Nessas horas eu desejaria que meus pais não tivessem se divorciado. Ignoraria as brigas e discussões. Minha mãe disse que eles se distanciaram porque meu pai passava a semana inteira viajando a trabalho e nos finais de semana queria descansar e minha mãe queria sair. Depois de um tempo ele começou a não voltar nos finais de semana e ela foi deixando de se importar. Sinto falta do meu pai, mas ele nunca me chama para ir visita-lo e tenho medo de descobrir que ele não me quer na vida nova que ele construiu com a nova esposa.

Enquanto espero minha mãe, Hina sai da cozinha com uma torta para mim.

Observo o movimento da lanchonete e vejo entrar uma senhora muito distinta. Senhor Reymond a cumprimenta com um beijo no rosto.

– Mamãe, por que não me avisou que viria, e cadê a Judy?

– A demiti ontem. Ela era um porre. Além do mais eu não preciso de ajudante, eu cheguei aqui sozinha, não foi?

Senhor Reymond parecia preocupado. – A senhora faz isso só para me irritar.

Continuo comendo minha torta, tentando disfarçar que estava prestando atenção na conversa alheia.
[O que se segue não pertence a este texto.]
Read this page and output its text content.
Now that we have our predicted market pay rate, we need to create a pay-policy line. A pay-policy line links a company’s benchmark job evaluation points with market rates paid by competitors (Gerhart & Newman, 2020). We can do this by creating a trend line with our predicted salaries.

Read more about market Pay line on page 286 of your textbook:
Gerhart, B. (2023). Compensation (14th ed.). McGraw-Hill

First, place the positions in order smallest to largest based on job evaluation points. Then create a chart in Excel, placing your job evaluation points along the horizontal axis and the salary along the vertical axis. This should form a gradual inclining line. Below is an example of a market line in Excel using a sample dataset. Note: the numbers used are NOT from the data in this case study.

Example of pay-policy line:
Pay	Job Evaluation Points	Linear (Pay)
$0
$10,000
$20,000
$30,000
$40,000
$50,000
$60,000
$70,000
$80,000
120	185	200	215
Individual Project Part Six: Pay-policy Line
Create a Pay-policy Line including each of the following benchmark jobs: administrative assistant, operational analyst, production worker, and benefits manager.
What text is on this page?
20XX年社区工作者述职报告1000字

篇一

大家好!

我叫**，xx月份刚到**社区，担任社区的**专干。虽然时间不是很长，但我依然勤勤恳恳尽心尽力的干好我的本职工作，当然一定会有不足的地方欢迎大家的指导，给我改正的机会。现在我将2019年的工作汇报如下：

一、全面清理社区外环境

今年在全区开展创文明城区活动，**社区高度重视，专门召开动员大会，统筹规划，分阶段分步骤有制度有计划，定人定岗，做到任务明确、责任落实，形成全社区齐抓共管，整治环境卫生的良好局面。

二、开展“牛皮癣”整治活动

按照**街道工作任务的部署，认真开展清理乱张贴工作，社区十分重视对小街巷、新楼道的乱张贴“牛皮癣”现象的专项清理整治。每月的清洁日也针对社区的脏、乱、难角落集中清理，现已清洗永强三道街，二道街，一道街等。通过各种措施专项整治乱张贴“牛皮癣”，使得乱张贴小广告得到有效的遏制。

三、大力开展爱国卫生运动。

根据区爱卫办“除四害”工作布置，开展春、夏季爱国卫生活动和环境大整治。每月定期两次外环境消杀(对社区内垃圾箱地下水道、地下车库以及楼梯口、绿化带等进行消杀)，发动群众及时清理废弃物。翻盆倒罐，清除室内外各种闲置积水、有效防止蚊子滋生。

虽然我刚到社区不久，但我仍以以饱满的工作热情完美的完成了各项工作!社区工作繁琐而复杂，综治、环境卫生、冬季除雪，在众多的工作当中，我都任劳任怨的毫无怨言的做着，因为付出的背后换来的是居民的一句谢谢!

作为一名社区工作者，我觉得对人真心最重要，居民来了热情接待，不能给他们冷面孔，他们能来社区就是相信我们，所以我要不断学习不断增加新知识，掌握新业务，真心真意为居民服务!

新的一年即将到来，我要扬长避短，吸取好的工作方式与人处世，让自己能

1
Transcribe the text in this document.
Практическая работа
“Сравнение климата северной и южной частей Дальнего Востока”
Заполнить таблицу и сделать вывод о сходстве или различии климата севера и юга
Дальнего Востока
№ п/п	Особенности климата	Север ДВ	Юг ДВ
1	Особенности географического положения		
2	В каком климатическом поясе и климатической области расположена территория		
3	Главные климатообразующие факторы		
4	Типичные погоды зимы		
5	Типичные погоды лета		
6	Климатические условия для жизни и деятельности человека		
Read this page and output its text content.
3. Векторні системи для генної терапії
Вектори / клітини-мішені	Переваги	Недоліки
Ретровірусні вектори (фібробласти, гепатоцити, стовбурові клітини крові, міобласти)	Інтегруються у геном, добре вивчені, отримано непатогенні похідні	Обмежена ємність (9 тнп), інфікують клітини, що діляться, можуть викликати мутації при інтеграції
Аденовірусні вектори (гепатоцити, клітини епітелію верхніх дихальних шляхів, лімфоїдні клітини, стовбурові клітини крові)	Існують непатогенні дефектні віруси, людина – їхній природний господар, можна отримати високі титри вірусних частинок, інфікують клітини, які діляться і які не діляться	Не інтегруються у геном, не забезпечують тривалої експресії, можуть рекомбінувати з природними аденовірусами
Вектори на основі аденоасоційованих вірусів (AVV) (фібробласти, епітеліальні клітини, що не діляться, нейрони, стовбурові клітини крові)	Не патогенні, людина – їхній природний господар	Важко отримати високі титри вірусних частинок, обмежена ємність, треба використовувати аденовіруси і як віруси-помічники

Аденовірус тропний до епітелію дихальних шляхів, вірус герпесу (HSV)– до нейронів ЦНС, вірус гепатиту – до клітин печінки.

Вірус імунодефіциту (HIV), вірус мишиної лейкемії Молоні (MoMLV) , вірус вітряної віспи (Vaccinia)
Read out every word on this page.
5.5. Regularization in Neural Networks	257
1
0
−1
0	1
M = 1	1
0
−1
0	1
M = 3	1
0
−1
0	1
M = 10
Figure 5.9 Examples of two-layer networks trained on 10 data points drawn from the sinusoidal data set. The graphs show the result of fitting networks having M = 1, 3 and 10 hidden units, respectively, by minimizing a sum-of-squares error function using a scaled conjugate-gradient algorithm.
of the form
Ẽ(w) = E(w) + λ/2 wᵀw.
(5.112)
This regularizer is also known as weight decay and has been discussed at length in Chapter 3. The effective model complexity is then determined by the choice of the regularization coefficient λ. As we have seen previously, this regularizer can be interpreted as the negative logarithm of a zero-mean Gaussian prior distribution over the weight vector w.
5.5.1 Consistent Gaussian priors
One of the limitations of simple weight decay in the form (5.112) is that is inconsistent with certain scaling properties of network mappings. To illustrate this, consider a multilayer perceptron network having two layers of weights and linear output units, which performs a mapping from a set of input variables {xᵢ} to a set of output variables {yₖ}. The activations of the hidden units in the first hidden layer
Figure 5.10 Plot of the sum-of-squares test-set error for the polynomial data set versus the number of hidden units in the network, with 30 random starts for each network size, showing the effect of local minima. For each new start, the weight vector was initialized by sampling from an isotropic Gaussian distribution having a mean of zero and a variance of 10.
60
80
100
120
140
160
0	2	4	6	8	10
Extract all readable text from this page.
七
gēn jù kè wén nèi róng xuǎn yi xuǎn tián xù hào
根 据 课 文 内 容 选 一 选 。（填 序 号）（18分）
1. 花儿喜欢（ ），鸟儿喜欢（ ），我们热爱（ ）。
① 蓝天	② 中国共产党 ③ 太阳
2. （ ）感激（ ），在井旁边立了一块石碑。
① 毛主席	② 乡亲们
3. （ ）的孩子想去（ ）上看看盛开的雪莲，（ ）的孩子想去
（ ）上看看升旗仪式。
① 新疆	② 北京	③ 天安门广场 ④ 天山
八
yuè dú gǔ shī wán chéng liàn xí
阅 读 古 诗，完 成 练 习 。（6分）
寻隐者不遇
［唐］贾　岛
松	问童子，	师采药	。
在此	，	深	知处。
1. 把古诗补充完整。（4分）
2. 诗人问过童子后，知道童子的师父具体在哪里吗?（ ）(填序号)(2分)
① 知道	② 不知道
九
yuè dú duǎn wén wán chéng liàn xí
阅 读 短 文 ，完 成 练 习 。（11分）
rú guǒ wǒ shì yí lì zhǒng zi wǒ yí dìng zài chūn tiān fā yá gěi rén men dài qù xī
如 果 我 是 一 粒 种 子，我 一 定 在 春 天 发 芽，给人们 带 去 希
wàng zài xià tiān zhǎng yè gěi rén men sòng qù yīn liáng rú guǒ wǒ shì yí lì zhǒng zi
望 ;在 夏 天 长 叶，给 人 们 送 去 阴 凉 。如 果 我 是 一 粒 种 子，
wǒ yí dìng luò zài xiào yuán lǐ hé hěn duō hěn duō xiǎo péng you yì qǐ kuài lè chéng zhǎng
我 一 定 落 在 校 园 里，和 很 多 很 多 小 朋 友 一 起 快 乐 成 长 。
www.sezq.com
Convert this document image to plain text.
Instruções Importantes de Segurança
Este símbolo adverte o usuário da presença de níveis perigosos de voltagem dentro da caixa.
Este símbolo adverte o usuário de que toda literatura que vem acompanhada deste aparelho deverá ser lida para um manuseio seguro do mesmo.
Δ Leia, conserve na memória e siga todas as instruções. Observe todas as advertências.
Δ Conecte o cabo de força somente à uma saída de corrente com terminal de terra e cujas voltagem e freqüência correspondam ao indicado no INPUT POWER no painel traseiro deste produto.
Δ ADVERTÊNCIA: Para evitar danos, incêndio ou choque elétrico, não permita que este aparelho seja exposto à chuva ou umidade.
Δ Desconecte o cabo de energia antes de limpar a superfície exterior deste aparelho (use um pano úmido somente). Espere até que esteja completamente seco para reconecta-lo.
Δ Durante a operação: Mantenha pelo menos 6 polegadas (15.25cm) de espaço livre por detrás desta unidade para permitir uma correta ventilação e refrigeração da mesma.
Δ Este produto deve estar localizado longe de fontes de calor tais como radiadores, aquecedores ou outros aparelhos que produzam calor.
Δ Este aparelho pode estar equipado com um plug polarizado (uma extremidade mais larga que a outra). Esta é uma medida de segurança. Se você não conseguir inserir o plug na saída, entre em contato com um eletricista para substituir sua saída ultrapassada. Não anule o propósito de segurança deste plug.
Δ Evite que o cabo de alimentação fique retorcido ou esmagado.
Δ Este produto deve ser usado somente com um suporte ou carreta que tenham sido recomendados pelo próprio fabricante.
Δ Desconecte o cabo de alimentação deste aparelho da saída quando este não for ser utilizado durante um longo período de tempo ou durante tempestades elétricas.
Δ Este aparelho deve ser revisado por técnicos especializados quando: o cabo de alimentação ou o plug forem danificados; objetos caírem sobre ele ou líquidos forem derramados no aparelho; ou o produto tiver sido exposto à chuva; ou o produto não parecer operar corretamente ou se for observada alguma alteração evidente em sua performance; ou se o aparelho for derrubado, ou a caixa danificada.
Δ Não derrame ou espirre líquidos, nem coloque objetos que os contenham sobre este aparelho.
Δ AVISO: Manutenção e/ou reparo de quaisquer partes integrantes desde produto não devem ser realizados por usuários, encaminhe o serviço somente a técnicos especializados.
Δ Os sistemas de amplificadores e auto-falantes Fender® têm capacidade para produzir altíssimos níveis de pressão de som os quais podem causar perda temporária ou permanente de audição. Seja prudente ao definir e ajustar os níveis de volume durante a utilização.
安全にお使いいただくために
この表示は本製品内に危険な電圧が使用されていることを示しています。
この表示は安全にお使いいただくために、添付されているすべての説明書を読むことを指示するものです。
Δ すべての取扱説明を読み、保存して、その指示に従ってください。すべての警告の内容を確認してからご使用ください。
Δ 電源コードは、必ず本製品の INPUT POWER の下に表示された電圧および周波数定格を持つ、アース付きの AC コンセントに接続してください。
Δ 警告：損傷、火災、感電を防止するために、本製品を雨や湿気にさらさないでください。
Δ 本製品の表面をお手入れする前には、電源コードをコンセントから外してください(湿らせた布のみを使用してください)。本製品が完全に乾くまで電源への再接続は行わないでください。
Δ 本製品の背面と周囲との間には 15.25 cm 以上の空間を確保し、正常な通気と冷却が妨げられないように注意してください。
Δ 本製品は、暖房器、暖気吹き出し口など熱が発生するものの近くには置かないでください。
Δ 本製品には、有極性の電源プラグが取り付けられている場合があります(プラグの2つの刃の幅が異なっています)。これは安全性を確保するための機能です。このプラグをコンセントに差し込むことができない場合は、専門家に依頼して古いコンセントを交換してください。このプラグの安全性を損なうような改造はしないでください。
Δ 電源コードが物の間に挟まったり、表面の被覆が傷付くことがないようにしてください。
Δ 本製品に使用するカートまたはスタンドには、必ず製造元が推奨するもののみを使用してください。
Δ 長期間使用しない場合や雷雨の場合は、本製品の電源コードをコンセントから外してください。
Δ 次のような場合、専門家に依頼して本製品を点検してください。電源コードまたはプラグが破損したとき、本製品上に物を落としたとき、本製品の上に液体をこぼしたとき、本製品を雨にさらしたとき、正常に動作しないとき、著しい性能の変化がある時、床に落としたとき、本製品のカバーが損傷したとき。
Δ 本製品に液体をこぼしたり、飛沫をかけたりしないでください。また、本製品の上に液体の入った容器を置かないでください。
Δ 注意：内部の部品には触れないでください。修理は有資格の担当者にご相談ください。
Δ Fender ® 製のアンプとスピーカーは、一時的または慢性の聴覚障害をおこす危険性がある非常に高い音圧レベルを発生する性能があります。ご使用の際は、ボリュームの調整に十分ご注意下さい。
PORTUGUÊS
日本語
Até que senhor Reymond se aproxima.

– Asty, essa é minha mãe.

– Mãe, essa é a filha da Vivian, Astrid. Mas todos a chamam de Asty.

– Prazer senhora Reymond, estendo a mão para cumprimenta-la.

–Não sabia que Vivian tinha uma filha. Quantos anos você tem, Astrid?

– Dezessete.

– Ela acaba de começar o último ano do ensino médio, mãe. E em janeiro vai para o Canadá, fazer intercâmbio. Sente-se aqui que ela te contará tudo sobre a viagem, enquanto vou na cozinha pedir para Hina fazer algo para a senhora.

– Diga a ela que quero essa mesma torta que a mocinha está comendo, parece deliciosa.

A senhora começa a me olhar, como se me estudasse.

– Parece preocupada com algo? Gostaria de falar? Ela me diz.

– Não quero falar disso.

– Entendo, talvez seja melhor guardar para si do que desabafar com alguém que não tem outra coisa a fazer.

–Eles revogaram minha bolsa. Deixo escapar.

– Por que fariam uma coisa dessa. Ela diz num tom meio irritado

– Era uma bolsa esportiva, e como eu não estou mais na equipe eles revogaram. Eu posso até ir, mas terei que pagar a mensalidade e não temos como.

Ela dá um longo suspiro e diz. – Bem, querida. Talvez a sua sorte possa mudar.

Claro. Com um pouco de pó mágico e uma fada madrinha. Como se eu estivesse esperando que algumas dessas coisas fossem acontecer.